A: From what you have told me this is not an IPO but a capital raising. An Initial Public Offering is the first time that securities are being offered to the public with the intention of listing the company on the Stock Exchange. You have not said whether or not this is a NZ company so for the purpose of answering as many of your questions as I can, I'm assuming it is. If this is not a listed company they are still required to comply with the Companies Act 1993 and the Securities Act in relation to their prospectus.

Have you been given a copy of the company's prospectus? If the company is looking to the public to raise funds they must issue a prospectus and this must be registered with the Securities Commission. If they don't intend to apply for full listed company status then they may seek to trade on the Unlisted Securities Facility. This is a grey or 'unlisted' market where brokers can trade in the shares of companies but it does not have the same rules or settlement regime of listed companies. When the company seeks a listing on the NZSE, that will be their IPO. If the shares are not going to be traded on the NZSE or even the unlisted board, how can you tell if your investment has doubled? Sounds like an investment that is too good to be true if you can double your funds in 3-4 months.

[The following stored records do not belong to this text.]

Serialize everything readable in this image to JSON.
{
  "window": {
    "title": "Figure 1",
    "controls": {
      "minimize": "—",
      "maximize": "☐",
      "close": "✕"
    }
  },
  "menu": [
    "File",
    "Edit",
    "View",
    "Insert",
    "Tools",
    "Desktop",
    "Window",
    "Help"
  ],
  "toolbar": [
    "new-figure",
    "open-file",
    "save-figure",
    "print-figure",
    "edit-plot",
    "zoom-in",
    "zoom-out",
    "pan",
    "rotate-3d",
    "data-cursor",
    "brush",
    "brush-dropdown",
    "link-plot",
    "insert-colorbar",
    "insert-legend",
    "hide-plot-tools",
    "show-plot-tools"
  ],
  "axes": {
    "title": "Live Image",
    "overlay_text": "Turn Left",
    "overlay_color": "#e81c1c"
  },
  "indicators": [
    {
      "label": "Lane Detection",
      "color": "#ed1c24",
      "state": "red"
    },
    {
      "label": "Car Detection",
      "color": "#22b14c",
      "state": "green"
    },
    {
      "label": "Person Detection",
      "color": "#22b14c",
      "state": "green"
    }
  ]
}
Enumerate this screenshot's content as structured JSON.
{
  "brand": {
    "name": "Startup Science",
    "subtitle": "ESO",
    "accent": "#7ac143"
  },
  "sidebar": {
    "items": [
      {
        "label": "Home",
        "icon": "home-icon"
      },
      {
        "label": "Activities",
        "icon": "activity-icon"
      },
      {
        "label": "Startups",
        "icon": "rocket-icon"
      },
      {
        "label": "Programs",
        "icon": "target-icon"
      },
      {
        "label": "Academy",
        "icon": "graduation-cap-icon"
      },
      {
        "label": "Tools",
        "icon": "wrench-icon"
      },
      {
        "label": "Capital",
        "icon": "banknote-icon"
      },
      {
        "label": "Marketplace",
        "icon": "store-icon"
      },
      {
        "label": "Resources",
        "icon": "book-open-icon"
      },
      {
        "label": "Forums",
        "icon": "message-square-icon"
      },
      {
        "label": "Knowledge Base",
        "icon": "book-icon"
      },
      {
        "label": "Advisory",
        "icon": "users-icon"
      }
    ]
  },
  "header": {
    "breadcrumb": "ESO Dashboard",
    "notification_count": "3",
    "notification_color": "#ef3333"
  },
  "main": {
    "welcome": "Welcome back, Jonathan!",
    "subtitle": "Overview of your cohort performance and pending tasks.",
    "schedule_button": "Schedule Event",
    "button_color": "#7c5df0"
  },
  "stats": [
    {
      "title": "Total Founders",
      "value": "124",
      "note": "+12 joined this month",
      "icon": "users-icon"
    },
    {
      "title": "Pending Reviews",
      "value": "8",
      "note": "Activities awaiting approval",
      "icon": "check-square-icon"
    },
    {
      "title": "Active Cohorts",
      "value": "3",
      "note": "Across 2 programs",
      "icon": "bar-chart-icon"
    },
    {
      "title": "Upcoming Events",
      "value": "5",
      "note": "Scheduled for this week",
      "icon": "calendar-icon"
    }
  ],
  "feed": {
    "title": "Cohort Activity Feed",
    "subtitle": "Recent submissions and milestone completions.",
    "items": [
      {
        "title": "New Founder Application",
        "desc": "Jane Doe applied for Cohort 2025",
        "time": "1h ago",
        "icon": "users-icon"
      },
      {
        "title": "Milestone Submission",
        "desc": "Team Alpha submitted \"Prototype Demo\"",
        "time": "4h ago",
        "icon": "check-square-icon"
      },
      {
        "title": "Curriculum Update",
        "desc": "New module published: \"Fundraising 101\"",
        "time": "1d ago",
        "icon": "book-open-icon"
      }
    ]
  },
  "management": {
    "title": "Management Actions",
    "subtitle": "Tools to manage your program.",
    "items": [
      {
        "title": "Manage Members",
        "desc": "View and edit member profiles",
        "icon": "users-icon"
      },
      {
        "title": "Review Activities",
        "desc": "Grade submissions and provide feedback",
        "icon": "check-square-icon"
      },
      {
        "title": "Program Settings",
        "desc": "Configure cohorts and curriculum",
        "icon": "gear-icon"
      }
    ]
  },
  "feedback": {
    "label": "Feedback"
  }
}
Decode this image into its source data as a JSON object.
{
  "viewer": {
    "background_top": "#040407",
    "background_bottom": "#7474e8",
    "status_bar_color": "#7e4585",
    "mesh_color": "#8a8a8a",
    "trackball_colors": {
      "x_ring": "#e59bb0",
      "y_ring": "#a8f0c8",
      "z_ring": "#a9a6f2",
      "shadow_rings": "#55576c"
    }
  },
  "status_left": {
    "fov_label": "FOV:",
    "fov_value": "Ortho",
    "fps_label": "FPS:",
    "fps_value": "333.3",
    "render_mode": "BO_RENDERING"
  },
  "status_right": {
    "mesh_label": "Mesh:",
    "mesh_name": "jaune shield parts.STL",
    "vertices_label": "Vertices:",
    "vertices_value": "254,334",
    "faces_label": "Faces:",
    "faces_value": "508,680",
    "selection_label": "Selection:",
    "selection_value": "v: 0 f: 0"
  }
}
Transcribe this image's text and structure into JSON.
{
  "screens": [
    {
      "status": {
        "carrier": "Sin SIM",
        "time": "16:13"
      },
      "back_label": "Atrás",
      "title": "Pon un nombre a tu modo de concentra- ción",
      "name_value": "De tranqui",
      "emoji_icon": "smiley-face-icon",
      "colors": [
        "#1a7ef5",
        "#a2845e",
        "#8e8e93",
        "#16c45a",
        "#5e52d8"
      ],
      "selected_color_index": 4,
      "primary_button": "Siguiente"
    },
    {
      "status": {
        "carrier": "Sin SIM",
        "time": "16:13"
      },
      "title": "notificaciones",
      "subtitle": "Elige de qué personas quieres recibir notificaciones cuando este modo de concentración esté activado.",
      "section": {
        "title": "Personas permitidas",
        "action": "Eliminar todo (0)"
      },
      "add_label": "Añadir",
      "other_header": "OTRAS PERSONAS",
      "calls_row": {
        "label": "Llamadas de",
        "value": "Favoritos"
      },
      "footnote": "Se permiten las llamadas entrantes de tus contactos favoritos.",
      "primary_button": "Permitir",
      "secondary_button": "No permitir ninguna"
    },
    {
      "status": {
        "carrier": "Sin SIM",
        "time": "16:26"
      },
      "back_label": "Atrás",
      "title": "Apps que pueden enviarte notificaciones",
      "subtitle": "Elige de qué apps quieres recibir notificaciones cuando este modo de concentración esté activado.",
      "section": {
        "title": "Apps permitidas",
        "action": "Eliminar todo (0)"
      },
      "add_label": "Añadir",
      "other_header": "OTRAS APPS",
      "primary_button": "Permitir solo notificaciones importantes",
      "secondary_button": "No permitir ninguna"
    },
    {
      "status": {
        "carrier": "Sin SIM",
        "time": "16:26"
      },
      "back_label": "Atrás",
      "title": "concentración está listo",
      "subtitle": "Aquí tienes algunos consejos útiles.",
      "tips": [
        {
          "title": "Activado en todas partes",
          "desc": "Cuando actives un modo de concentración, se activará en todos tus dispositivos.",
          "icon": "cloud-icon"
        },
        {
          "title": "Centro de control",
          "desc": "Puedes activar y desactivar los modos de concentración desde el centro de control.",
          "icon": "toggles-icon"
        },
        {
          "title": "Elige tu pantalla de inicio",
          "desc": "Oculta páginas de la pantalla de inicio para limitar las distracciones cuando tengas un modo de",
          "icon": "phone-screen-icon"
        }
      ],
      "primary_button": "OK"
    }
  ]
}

The broker who is organising the funding gets a percentage from every parcel of shares he sells. Although he will be a good source of information - in circumstances such as you have described - he may hardly be a good source of impartial advice. If you can, always deal with a broker who is a member of the NZSE. NZSE Members have to comply with the NZSE Rules and Regulations. If you are unhappy with your broker you have a governing body you can complain to and in a worst case scenario they will reimburse you if you suffer a loss due to your broker's 'dodgy' dealing. Anyone can apply for a sharebroker's licence but only members of the NZSE can trade on the NZ sharemarket.